Это было сказано так, будто это не моя жизнь делает резкий поворот, а папенька выгодно прикупил нового коня и радостно делится удачной покупкой в кругу семьи. Меня несколько покоробило то, что у меня даже не спросили согласия на этот брак, а просто обухом по голове огорошили такой новостью, поставив перед фактом. Но я настолько обалдела от улыбки и взгляда этого симпатяги, что не обратила на это никакого внимания. Да и какие могут быть сомнения? Конечно, я согласна! Я не могла ничего ответить, просто стояла и глупо улыбалась во все свои тридцать два зуба. Княжич же снова начал мрачнеть. Прилепленная на его лице улыбка становилась все более искусственной, а панику в глазах ему уже сложно было прятать. Папенька, похоже, понял, что пора прекращать это представление и отправил меня к себе готовиться к завтрашней помолвке. На подгибающихся ногах я выплыла из кабинета, старательно (хоть и не очень успешно) пытаясь не свернуть по дороге статуэтки, стоящие по обе стороны от двери. Их громкое “бамс” и “звяк” не смогло заглушить мое грохочущее набатом в груди сердце.
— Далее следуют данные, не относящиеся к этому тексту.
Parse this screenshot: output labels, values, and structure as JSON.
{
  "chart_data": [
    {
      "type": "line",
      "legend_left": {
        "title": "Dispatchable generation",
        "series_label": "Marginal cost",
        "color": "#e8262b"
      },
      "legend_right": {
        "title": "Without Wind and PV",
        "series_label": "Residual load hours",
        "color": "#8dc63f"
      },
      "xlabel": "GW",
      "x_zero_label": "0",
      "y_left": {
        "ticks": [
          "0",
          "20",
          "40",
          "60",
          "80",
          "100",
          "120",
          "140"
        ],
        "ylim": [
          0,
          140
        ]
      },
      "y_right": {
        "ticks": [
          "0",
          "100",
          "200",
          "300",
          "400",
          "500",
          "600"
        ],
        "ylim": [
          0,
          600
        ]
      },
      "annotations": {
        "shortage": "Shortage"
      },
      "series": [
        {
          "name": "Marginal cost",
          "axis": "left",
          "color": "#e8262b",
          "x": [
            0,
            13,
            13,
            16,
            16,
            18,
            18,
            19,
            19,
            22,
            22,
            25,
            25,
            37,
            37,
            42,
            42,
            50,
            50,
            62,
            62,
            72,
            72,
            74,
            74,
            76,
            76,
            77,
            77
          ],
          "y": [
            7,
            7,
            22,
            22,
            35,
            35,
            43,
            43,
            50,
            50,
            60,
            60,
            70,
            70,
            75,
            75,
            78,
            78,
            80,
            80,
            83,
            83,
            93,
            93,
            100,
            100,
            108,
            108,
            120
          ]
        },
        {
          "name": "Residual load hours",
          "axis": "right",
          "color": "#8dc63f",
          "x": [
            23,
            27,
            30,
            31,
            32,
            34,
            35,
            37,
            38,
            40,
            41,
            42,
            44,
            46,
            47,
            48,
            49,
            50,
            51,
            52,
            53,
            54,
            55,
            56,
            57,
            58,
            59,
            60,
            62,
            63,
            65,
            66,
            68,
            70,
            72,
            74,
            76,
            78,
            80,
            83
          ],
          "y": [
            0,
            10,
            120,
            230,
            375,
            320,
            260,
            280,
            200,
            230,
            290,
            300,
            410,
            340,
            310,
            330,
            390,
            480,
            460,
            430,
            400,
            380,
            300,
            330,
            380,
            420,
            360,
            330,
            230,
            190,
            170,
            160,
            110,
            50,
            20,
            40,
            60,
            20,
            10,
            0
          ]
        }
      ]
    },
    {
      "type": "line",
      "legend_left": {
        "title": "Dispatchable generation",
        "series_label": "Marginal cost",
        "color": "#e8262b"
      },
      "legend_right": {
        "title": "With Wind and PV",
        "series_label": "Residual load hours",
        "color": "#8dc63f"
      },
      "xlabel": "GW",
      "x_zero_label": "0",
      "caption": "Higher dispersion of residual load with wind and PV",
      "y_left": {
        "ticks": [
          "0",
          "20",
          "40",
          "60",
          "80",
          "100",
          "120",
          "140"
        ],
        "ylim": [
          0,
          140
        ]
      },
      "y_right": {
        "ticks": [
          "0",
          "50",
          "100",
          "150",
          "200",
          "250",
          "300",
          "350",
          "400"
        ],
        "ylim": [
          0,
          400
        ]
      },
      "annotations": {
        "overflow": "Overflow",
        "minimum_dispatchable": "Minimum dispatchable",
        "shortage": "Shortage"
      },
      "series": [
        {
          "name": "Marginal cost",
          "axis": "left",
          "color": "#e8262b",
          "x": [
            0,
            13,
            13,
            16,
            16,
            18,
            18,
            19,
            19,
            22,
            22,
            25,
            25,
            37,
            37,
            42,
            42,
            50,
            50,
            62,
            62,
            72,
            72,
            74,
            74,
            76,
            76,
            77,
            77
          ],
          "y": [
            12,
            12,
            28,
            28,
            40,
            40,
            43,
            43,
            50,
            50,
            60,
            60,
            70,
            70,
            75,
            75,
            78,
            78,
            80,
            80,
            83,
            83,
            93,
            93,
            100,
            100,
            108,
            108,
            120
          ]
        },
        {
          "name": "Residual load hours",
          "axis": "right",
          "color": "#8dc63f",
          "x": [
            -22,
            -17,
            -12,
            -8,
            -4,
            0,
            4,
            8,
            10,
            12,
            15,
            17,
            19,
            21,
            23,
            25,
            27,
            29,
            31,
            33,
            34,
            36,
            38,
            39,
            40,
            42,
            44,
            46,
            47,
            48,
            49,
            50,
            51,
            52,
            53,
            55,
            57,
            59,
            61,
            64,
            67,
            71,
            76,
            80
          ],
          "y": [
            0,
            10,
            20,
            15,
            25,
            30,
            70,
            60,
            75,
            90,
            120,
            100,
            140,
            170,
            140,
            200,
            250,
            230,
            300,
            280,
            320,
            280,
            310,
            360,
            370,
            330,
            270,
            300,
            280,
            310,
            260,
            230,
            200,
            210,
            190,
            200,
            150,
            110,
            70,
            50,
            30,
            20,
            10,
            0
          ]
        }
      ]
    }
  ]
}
Насколько я счастлива была тогда, выходя из папенькиного кабинета, настолько же оказалась потеряна теперь, после услышанного разговора моего почти жениха с его дядей.
Глава 3
Александра
Надо сказать, человеческий организм удивителен. вот смотрите, пострадали нижние полупо… полушария, а прочистились полушария мозга. Уж не знаю, как они связаны, но не зря ж некоторые родители пытаются воздействовать на мозговую деятельность своих отпрысков с помощью розог. Неудачное падение рассеяло розовый туман в моей голове, на смену которому пришло осознание того, что меня пытаются использовать, совершенно не считаясь с моими интересами.
По мере того, как отпускала боль в… эээ… чуть ниже спины, во мне росла злость. Это что же получается: меня отправить в глушь, посадить по сути под замок, лишить всего того, что я себе уже намечтала, а сам… по любовницам? И даже поцеловать ему меня противно, но придется, иначе ведь как наследников завести? И я, значит, никому не нужна? Да как ему вообще такое в голову пришло?
Боль и обида рвали душу, потихоньку преобразуясь в конкретную такую злость. Мне хотелось ломать и крушить. И что значит – свадьбы не будет? А мое роскошное платье, а бал и император в гостях? А приемы, восторженные взгляды гостей?
Я вломилась в папенькины покои, от возмущения даже забыв постучаться. Отец сидел в любимом кресле у камина, а на коленях у него пристроилась Кристина и верхние пуговицы ее любимого домашнего платья были расстегнуты. Но такие мелочи меня в данный момент не волновали. Я кипела! Мачеха вскочила на ноги, застегивая пуговки, а папенька попытался рявкнуть на меня что-то типа “Да как ты смеешь!” Но увидев мою зареванную физиономию, понял, что ситуация форс-мажорная, тут же притих и спросил: “Александра, что случилось?” Граф терпеть не может женских слез, чем Кристина, честно говоря, нещадно пользовалась, используя это оружие, как последний аргумент в их спорах. Стоит отметить, весьма весомый аргумент.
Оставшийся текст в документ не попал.